More notably, more serious problems may require more staff. If the nurses are busy cleaning up bio material, you get to wait a little longer too before you get triaged.

The incentive is not to drag your wait out, so much as to have the minimum staff needed to keep patients stable. Stabilizing people in critical condition is literally the one job of the emergency room.

On the other hand, people go to the ER for all kinds of reasons that are more urgent than urgent care, but less than true emergencies. Sometimes, they even go because they can't be denied admittance for lack of ability to pay, when a general practitioner at regular practice would have been a more appropriate physician to see.

All of that said, a 10 hour wait either means there's an absurdly high number of non-emergencies, or they're facing severe shortages (self inflicted or otherwise).

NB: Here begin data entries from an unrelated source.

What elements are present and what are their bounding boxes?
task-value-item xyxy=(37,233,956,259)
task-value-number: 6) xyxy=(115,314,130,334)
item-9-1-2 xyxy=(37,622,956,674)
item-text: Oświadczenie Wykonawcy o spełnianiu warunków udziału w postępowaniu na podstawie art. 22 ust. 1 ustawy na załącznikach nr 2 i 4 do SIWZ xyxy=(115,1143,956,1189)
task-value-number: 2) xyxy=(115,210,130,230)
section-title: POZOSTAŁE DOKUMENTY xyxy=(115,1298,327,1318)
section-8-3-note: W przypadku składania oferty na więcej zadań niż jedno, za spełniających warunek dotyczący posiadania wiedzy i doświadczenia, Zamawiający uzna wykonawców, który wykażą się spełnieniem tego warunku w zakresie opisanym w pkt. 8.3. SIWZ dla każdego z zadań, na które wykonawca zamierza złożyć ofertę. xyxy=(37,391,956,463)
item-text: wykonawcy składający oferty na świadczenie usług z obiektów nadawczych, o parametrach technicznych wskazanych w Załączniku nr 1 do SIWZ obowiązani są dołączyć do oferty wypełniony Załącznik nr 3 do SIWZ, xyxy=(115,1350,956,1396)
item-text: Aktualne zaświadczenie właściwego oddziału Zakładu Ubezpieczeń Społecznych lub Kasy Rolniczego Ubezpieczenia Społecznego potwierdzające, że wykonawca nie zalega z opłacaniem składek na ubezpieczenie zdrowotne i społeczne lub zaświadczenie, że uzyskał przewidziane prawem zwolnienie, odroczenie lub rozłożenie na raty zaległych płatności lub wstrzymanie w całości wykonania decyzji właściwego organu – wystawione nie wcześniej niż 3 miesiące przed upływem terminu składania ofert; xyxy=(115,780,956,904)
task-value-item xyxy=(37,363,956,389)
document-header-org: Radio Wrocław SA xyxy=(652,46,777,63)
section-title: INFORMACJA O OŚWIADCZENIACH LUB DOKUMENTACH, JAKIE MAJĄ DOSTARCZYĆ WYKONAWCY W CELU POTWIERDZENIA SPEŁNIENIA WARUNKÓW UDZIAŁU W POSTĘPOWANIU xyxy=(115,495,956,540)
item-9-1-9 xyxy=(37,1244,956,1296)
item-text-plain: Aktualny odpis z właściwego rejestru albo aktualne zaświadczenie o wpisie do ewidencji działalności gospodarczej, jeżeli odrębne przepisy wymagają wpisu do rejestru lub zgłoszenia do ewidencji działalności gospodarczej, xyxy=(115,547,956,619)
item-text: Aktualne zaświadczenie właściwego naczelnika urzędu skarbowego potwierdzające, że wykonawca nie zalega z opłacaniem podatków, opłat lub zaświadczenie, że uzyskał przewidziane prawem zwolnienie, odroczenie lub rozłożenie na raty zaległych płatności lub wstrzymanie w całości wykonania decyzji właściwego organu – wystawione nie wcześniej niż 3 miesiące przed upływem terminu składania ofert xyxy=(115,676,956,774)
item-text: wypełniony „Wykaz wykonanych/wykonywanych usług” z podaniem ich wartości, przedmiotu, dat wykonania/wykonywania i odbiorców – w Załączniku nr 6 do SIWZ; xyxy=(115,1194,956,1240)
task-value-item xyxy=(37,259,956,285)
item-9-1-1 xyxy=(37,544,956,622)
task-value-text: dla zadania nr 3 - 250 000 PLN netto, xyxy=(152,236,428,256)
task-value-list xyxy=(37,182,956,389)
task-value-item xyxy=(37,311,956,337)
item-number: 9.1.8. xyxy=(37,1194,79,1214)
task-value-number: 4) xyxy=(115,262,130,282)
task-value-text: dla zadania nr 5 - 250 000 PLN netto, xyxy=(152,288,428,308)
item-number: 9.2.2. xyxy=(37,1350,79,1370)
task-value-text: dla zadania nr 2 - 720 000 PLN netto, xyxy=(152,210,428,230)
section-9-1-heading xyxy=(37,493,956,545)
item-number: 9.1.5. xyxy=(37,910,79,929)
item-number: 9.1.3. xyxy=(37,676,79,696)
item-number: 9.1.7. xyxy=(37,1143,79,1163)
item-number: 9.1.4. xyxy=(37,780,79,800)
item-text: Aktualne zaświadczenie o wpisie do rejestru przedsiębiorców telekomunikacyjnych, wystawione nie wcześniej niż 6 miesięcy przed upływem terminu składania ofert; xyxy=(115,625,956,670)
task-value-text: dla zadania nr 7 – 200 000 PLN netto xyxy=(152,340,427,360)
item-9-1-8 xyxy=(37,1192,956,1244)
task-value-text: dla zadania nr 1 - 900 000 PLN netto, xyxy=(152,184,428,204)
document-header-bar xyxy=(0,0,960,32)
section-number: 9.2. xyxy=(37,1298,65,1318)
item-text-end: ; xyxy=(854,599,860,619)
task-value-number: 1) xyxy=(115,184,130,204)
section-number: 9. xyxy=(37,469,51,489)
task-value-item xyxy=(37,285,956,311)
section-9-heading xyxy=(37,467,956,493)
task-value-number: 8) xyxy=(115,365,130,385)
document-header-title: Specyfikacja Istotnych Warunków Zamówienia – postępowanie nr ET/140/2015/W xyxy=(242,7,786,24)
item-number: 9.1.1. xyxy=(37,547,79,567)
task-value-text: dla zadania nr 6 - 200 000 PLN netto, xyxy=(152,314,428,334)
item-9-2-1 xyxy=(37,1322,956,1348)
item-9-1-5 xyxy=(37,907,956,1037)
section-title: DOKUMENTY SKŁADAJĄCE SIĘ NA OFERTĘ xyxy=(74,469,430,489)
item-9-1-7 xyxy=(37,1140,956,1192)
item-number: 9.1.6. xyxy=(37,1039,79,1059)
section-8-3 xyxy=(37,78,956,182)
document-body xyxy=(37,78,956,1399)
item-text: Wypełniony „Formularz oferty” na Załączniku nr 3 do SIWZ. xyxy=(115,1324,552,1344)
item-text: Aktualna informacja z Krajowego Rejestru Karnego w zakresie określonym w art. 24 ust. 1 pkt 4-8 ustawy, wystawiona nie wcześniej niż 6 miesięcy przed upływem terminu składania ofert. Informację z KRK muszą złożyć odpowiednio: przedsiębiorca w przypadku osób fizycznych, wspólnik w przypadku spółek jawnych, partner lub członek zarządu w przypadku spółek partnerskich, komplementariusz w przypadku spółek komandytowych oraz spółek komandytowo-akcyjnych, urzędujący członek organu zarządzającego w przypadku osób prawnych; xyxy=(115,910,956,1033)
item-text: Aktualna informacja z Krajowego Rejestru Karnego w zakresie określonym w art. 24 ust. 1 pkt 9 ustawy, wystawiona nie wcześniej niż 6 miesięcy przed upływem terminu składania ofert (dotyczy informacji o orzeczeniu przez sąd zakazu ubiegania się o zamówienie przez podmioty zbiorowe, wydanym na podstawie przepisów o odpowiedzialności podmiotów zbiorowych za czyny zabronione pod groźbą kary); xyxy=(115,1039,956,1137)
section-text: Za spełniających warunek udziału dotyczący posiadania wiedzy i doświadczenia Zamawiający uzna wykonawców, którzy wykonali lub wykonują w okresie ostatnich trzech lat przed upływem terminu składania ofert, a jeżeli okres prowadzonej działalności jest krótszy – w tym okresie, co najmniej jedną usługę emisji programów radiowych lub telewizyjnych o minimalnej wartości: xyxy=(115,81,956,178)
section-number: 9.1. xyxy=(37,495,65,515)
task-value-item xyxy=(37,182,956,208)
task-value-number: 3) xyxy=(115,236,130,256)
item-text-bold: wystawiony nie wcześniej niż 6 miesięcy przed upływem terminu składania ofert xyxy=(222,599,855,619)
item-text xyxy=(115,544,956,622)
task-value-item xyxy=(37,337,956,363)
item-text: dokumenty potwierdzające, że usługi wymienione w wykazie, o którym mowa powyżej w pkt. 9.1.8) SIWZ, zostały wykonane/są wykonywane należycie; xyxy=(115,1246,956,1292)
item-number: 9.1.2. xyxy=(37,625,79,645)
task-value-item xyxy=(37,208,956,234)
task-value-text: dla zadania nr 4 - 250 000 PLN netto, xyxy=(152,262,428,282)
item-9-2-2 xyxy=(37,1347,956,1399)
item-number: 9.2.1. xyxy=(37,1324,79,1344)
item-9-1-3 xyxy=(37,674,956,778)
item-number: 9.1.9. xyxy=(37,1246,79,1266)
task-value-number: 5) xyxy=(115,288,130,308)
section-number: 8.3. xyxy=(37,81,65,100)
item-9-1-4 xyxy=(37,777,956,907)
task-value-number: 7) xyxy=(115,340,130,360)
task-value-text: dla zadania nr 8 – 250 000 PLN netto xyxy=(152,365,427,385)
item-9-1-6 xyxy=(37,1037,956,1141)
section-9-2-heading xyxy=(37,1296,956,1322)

All this is not wrong. Also, there's another huge factor: frankly, most ER triage systems are not very efficient and they don't hire enough RNs or other front-line workers.

I refuse to work day ER shifts because along with just a couple motivated RNs, I can often clear all the patients from the waiting room at night that have been there for many hours. Often, we just need a break from new patients and we need to work as a team and just focus on getting one patient out at a time. OTOH, day shifts often make me powerless as a doc just because there are so many other bodies around, each with competing agendas and pressures.